Open, honest communication and treating employees like family are part of the secret, daughter-in-law Tara added.
“Everyone has a role,” explained Jim. “We try to split up the responsibilities.”
And while Jim and David see challenges coming from government regulations on manure applications and nutrient management in soils, they are optimistic about the future for their family.
“As long as we work with our soil and water conservation district, I don’t think this (regs) will be an issue for us,” said David.
The Herrons constructed a 1 million gallon manure lagoon, which is hauled out in tankers by a custom manure hauler. David Herron said the manure is surface applied, but they follow up by tilling the fields to get manure in and control odor.
Conservation practices include no-till and crop rotation.
“No-till definitely made things easier and it helps conserve the soil,” he said.
David said that while he enjoys all of the jobs around the farm, he has turned most of the responsibility for the cows over to Jim so the he can concentrate on the field work.
Jerseys a ‘no-brainer.’
David admits that one reason he likes Jerseys is because he grew up with them.
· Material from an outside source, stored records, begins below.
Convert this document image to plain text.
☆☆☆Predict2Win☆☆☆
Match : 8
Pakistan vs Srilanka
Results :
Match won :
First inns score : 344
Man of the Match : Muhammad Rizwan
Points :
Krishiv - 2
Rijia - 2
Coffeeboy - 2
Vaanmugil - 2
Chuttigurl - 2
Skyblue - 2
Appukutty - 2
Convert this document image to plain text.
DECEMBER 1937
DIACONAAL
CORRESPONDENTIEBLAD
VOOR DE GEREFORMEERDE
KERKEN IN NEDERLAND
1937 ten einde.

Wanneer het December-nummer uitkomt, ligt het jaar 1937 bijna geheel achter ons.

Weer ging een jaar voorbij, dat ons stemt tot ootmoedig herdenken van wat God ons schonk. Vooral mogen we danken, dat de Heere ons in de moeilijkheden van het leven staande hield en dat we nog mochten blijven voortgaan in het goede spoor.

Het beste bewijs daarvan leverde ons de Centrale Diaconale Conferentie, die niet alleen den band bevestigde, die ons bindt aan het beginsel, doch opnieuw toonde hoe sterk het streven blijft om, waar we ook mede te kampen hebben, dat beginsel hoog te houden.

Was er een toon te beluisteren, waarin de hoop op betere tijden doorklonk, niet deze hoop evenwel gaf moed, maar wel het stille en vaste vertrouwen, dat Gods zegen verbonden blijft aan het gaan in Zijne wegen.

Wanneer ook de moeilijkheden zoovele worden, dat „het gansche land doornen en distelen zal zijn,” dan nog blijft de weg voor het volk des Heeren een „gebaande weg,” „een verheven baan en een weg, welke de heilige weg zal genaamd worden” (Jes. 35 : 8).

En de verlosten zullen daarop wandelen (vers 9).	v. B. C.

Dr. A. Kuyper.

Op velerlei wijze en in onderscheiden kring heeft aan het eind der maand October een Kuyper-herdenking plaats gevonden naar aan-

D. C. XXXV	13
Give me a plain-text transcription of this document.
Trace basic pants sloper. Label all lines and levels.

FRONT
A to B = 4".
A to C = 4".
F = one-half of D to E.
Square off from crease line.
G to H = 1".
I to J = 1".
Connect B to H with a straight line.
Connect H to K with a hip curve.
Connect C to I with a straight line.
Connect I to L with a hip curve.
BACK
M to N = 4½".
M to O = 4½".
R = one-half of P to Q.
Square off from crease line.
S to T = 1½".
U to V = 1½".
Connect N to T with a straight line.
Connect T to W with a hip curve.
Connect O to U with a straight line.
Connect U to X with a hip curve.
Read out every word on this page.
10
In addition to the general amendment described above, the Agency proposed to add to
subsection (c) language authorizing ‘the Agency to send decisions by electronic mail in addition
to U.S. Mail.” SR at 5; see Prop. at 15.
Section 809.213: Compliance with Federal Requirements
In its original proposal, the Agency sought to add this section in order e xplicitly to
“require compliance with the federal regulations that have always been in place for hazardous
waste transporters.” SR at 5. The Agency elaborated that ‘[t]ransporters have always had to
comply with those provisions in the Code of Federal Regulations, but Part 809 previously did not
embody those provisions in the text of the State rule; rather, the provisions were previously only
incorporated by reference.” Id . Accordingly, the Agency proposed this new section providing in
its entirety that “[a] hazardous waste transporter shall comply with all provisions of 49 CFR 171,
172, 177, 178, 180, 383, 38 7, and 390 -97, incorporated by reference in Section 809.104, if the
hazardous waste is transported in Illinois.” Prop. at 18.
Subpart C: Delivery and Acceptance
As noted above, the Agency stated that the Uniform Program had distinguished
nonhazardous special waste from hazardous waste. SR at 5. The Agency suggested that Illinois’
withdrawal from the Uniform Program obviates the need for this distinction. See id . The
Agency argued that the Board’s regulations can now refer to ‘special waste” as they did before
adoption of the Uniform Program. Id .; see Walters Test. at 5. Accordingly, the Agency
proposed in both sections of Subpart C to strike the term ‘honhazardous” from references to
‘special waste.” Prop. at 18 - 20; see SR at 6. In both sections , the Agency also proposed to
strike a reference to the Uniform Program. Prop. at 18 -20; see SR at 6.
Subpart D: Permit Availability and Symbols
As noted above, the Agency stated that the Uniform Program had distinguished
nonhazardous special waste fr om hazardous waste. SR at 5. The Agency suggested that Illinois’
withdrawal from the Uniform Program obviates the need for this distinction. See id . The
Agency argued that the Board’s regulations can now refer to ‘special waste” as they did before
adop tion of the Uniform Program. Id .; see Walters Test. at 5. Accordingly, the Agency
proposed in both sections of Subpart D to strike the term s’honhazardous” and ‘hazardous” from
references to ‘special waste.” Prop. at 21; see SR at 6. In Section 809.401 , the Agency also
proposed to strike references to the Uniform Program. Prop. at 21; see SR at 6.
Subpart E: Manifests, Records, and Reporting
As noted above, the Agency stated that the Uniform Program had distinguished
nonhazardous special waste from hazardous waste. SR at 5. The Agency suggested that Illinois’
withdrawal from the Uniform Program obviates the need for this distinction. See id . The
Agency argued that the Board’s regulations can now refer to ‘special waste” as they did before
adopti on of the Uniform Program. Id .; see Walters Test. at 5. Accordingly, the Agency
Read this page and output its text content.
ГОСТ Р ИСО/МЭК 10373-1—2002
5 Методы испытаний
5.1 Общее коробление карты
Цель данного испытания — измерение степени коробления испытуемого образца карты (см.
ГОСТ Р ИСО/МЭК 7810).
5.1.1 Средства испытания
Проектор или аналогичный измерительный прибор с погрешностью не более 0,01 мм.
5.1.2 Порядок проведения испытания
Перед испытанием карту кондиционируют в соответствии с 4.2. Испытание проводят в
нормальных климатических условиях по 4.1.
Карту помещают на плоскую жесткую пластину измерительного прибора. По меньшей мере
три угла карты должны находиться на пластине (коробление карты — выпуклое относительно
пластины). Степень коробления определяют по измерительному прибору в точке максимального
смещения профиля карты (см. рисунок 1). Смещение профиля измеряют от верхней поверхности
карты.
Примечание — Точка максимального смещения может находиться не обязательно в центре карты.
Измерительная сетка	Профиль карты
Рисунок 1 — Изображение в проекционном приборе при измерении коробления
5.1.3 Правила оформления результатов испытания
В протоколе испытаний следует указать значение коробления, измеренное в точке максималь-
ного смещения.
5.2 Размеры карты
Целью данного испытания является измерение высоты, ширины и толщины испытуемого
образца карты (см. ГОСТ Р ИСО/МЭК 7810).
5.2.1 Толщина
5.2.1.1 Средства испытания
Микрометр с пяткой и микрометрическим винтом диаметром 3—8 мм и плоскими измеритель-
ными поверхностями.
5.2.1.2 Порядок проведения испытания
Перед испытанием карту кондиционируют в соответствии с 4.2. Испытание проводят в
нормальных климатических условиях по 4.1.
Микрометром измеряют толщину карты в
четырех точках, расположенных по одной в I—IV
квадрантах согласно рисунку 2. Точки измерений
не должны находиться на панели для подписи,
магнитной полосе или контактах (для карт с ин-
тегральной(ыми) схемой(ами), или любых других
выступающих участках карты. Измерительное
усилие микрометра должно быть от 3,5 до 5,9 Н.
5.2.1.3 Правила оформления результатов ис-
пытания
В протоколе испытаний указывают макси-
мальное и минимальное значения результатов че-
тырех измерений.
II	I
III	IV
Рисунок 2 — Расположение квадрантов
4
“But I have been around enough other breeds to know that with the cheese market and the Jersey components, it is a no-brainer,” he said. “Their body size makes them more efficient.”
“I think the Jersey breed is only beginning to grow,” Jim said. “We want to be part of the reason that Jerseys are the most profitable dairy breed.”
Maurice Core, former executive secretary of the American Jersey Cattle Association told the group attending the picnic at Herrons, that “when you have cows the size of these Jerseys making 1,100 pounds of fat and milking 80 pounds of milk a day, you don’t need to talk about any other breed.”
“We are blessed to have these people in the business.”
Down the road.
Jim said their long-term goals include maintaining high milk production without sacrificing type. They also plan to continue their embryo transfer program with their top cows to accelerate the genetic gain in their herd.
They support state and national sales with high quality consignments, and many of their consignments have gone on to be successful in other herds as well.